После уик-энда, в который у Кости нашлась лишь пара часов, чтобы повидаться с Лизой (он приехал к ней в воскресенье уже после девяти вечера и почувствовал, что Лизе стоит больших усилий не вызвать его на решительный разговор. Костя оценил усилия, но вечер все равно не задался, несмотря на то, что он поставил телефон на молчаливый режим и отвечал только на самые неотложные звонки и сообщения).
— Ты останешься? — вкрадчиво спросила Лиза, — тебе ведь, наверное, рано в Москве надо быть?
— Я очень хотел бы остаться, но… — Костя сказал неправду, и от этого у него испортилось настроение.
— Нам надо поговорить, — сказала ему Лиза утром, — надеюсь, ты найдешь время?
— Конечно, — голова его в этот момент была занята совсем другим.
— Когда?
— Когда что?
— Когда у тебя будет время?
Костя повернулся уже у двери и остановился.
— Что-то случилось? — спросил он, с трудом сдерживая раздражение.
— Не сейчас, — ответила Лиза, уже готовая к серьезному разговору, но отлично понимающая, что этот разговор нельзя начинать в такой неудачный момент.
— Почему же не сейчас? — упрямо сказал Костя. — Давай сейчас.
— Разве ты не опаздываешь?
— Но не на самолет же.
— Костя, давай поговорим, когда у тебя будет больше времени, — сделала Лиза еще одну попытку.

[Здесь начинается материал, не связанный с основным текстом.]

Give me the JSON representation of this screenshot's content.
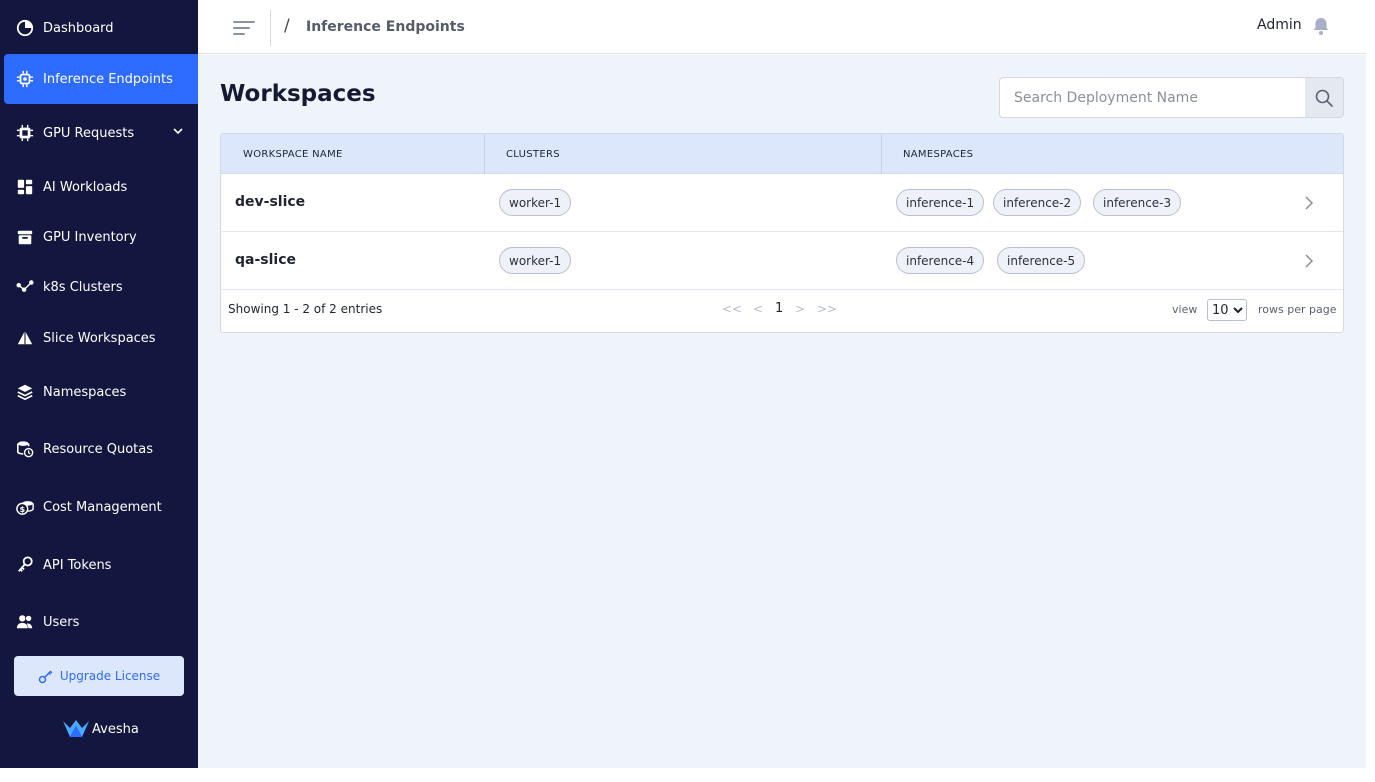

— Лизуня, ты хочешь поговорить о том, что тебе не нравится то, чем я сейчас начал заниматься. Я знаю, что тебе это не нравится, но это моя работа, и мы с тобой давно уже договорились, что не будем влезать в профессиональные дела друг друга без крайней необходимости. А раз ты все-таки хочешь этого разговора, стало быть, считаешь, что настала крайняя необходимость. Так? — он говорил на удивление спокойно, и Лиза поддалась этому спокойствию.
— Так.
— Хорошо. Тогда скажи, что случилось.
Она не могла в третий раз просить перенести разговор. Приходилось либо говорить, либо включать женскую головную боль со слезами. Все уже перезрело, и она выбрала первый вариант.
— Случилось, мой милый, то, что ты уже почти вляпался в историю, которая принесет тебе одни неприятности. Через два месяца твой Платонов вместо народного героя станет темой для анекдотов, но виноват в этом будет не он, а ты. Эти люди используют тебя и сольют в тот момент, когда ты станешь им не нужен. И все бы ничего, но что ты будешь из себя представлять в тот момент, когда поймешь, что все пошло не так и тебя сливают? Ты будешь похож на малолетнюю проститутку после ментовского субботника…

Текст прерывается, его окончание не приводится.